Friday 28th June marks Matariki in New Zealand. In Maori culture, Matariki is the Pleiades star cluster, and a celebrating of its first rising, marking the beginning of the year in the Maori lunar calendar.

Like all cultures, food is an essential component of this new year, with many dishes passed down through many generations. Four of the stars in the Matariki constellation are connected to food:


• Tupuānuku – the star related to food in the ground;

• Tupuārangi – food which comes from the sky and trees;

• Waitī – food from rivers, streams and lakes; and

• Waitā – food from the sea.


Matariki is the perfect time to showcase our native kai, as menu specials or for a themed event. Seafood, meats and fresh, seasonal produce are a staple in Matariki food. While you may not have the space (or maybe the muscle!) to dig your own hāngī, there are plenty of ways to celebrate this traditional moment in the kitchen.


Fresh kaimoana – seafood – is one of New Zealand’s greatest treasures. Fish, cockles, mussels, kina and pāua all take centre stage at this time of year. If you’ve never cooked kina before, you’re in for a treat; this gastronomic delight is representative of our coastal landscapes that have defined the relationship between Māori and the ocean for centuries.


Usually eaten raw as sashimi, kina can be smoked, or used to add depth and flavour to a number of sauces. Add to a pasta or spaghetti vongole to make a rich sauce with lemon

and chilli, serve raw on sushi rice with a little guacamole, or blitz with citrus, a little cream

cheese and some herbs to make a delicious dip.


Don’t be afraid to mix things up; kūmara and mussel fritters make an easy share plate, as does a smoky lamb leg with mussel salsa. For an impressive platter, serve up a delicious surf n’ turf bursting with ribs, meats, seafood and kūmara chips on kawakawa leaves.


One of the most well-known Matariki dishes is the boil up, which holds cultural significance as a sharing dish representing warmth and togetherness. Both meat and seafood boil ups are common, the most important factor being the concept of sharing.

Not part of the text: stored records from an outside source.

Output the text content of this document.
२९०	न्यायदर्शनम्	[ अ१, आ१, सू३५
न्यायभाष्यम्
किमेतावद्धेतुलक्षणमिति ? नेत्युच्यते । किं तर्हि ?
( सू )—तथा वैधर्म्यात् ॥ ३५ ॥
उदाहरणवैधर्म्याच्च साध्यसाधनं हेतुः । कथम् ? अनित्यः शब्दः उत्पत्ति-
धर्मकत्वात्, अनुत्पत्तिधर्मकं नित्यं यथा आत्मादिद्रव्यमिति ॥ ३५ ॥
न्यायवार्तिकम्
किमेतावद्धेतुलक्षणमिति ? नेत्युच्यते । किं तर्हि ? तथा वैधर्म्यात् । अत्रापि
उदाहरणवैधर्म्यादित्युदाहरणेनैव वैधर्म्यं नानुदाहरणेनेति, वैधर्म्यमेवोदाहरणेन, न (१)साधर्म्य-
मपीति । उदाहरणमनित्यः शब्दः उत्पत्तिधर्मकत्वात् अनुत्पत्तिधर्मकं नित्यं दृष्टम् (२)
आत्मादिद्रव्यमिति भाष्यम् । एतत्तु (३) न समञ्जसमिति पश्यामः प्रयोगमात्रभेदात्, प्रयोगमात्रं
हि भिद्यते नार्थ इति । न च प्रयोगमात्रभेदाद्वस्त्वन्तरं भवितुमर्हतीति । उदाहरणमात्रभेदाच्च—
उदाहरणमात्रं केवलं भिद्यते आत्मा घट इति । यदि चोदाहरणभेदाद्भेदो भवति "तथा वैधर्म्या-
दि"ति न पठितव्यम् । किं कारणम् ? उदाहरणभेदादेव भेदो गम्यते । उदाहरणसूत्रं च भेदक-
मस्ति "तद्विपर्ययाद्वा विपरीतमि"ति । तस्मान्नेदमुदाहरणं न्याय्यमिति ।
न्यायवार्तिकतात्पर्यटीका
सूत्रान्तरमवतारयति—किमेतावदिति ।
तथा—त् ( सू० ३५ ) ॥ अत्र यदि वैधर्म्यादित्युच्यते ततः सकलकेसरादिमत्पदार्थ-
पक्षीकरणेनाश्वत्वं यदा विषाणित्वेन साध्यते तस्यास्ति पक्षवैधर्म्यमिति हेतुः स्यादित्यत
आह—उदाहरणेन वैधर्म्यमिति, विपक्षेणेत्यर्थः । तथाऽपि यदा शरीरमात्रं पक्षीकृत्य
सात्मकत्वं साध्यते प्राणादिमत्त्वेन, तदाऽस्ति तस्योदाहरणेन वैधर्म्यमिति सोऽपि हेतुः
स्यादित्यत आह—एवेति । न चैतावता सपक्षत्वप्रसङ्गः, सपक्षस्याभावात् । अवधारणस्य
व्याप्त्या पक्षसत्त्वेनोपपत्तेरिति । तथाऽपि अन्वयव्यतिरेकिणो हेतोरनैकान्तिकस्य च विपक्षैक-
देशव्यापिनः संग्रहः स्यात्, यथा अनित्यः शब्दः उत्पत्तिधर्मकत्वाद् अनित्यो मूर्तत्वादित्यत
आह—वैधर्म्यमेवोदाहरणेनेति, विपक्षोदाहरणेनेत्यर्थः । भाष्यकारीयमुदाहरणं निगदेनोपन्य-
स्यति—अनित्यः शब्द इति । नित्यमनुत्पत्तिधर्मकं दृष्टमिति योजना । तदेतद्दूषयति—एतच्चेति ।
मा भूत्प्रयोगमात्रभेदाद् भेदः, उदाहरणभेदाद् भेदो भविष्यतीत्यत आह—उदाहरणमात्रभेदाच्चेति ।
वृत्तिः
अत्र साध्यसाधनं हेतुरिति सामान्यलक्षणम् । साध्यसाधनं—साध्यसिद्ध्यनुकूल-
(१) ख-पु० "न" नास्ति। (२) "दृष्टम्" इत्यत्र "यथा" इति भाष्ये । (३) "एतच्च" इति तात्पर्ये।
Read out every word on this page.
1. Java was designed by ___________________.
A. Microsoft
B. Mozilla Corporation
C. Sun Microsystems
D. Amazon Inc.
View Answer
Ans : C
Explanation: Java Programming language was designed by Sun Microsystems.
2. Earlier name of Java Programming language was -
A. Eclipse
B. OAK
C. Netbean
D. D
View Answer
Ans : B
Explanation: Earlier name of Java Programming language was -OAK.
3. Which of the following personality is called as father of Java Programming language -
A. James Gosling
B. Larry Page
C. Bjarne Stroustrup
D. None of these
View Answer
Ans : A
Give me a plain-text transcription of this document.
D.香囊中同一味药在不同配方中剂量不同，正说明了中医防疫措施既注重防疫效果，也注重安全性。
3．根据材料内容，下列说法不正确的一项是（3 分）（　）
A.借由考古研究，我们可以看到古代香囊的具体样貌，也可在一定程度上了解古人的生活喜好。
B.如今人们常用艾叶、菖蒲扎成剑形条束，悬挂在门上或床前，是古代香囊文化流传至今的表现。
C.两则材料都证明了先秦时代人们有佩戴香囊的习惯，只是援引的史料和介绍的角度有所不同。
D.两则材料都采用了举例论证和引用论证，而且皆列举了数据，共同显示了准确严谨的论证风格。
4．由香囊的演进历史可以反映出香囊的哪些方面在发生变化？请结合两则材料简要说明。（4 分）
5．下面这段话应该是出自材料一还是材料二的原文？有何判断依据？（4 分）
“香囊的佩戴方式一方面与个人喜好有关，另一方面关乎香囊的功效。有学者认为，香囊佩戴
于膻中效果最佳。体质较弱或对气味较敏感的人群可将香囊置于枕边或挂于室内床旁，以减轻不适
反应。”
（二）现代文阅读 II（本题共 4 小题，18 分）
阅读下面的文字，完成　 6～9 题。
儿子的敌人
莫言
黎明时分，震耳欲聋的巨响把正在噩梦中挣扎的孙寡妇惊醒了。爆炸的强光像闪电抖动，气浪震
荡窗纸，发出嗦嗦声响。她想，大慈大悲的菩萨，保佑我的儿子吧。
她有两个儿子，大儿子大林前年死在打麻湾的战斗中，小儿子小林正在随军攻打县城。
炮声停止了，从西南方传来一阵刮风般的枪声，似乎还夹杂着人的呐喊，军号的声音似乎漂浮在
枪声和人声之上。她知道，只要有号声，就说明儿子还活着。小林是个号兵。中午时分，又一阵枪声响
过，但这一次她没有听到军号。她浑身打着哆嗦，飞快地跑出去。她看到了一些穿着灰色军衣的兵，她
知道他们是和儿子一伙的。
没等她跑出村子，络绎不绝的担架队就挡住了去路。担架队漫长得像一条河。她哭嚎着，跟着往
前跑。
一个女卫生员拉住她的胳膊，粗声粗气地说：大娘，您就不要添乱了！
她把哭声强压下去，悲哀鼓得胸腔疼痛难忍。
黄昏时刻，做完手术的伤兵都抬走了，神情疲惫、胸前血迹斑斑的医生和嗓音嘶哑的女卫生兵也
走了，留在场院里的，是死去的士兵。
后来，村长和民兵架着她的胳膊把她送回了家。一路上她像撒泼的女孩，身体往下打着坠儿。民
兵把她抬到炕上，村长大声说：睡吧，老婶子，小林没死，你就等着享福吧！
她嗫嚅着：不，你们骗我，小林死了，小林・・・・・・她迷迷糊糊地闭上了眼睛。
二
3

To make a meaty boil up, pork, cabbage, watercress, kumara and potatoes are boiled, then simmered in a pot of water with plenty of earthy herbs like sage, thyme and parsley

for a couple of hours. If you can access traditional leaves like puha, stick it all in the pot for extra flavour. Serve your boil up with doughboys fresh from the oven for some real winter warmth.